Certains dirigeants se sont aperçus trop tard des risques : « Ils m’ont demandé de porter un micro, m’ont suivi partout, en posant des questions comme des journalistes. Ensuite, ils ont versé le prix sur mon compte personnel. » L’un d’eux raconte que son entreprise a ensuite vu ses financements fédéraux suspendus.

L’arme invisible du capital
Selon Mulvenon, la Chine recourt désormais à un procédé plus subtil encore : le «drafting». Des fonds de capital-risque chinois investissent dans des startups américaines financées initialement par le Département de la Défense. Une fois la part étrangère suffisante, la société devient inéligible à tout financement public américain, privant Washington d’innovations stratégiques.
Une enquête du Sénat américain a ainsi révélé que six des vingt-cinq plus grands bénéficiaires du programme de recherche pour petites entreprises avaient « des liens clairs avec la Chine », tout en recevant près de 180 millions de dollars du Pentagone entre 2023 et 2024.
« Les Chinois comprennent notre système, et savent l’exploiter presque impunément », résume Jeff Stoff, ancien analyste de la sécurité nationale.
Une guerre des nerfs à ciel ouvert
L’affaire illustre la mutation du renseignement à l’ère numérique : plus de micros cachés ni d’espions en trench-coat, mais des profils LinkedIn attrayants, des start-ups en quête de capitaux, et des relations humaines transformées en canaux d’accès à l’information.
Le FBI et les agences américaines multiplient les campagnes de sensibilisation, tandis que les entreprises tentent de renforcer leur cybersécurité et leur vigilance interne. Mais pour beaucoup, le mal est déjà fait.
« C’est le Far West, » conclut Stoff. « La Chine cible nos startups, nos universités, nos projets financés par la Défense. Tout cela s’inscrit dans une guerre économique globale, et nous n’avons même pas encore mis le pied sur le champ de bataille. »

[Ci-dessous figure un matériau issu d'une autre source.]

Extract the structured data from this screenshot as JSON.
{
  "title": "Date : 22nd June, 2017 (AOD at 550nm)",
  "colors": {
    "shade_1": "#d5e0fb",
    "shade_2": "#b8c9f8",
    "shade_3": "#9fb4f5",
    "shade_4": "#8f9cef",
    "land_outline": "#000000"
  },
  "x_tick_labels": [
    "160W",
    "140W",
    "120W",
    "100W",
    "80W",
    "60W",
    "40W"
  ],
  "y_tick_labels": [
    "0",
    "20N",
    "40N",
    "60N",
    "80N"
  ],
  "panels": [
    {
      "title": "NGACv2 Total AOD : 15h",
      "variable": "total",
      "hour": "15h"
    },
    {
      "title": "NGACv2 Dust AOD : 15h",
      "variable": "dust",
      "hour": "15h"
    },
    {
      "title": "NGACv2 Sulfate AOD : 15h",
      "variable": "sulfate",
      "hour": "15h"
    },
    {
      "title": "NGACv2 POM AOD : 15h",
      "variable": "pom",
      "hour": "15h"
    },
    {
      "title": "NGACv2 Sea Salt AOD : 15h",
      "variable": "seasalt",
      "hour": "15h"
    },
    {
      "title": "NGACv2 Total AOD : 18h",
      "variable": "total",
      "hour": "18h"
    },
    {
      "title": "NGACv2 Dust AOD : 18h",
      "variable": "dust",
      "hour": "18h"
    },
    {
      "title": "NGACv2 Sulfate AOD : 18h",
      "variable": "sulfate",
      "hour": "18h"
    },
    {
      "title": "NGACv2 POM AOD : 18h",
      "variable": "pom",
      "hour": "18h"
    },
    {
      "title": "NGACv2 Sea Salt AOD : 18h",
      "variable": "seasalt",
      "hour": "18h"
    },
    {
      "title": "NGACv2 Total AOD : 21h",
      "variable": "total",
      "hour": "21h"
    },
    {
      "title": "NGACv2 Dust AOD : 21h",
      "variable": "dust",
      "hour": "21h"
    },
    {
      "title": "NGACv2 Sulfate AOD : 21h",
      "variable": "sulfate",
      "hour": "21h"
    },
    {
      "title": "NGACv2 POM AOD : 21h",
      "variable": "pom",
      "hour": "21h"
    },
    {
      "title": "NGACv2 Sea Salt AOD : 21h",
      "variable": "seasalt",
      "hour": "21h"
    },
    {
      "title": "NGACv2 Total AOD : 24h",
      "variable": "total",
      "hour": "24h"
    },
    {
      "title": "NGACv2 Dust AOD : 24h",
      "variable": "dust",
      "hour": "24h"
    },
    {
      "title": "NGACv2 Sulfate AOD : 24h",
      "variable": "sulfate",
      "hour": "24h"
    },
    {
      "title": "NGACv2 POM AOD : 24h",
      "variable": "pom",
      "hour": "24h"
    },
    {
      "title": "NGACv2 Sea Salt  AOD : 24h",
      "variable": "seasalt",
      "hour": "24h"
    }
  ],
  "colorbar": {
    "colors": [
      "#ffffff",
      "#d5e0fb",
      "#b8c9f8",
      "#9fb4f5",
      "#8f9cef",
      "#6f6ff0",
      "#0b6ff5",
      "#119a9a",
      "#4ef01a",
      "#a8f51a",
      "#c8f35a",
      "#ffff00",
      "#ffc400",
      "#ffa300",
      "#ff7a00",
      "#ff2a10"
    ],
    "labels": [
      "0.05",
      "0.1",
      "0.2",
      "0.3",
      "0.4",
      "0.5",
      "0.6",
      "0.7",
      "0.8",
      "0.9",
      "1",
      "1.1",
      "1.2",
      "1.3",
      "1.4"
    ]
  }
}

Souvent insaisissable, parfois invisible, la « sex warfare » n’est qu’un maillon d’une guerre économique totale où les frontières entre le renseignement, la finance et les émotions se brouillent.
Dans cette bataille pour les secrets technologiques du XXIᵉ siècle, la séduction est devenue une arme, et la vigilance, un impératif stratégique.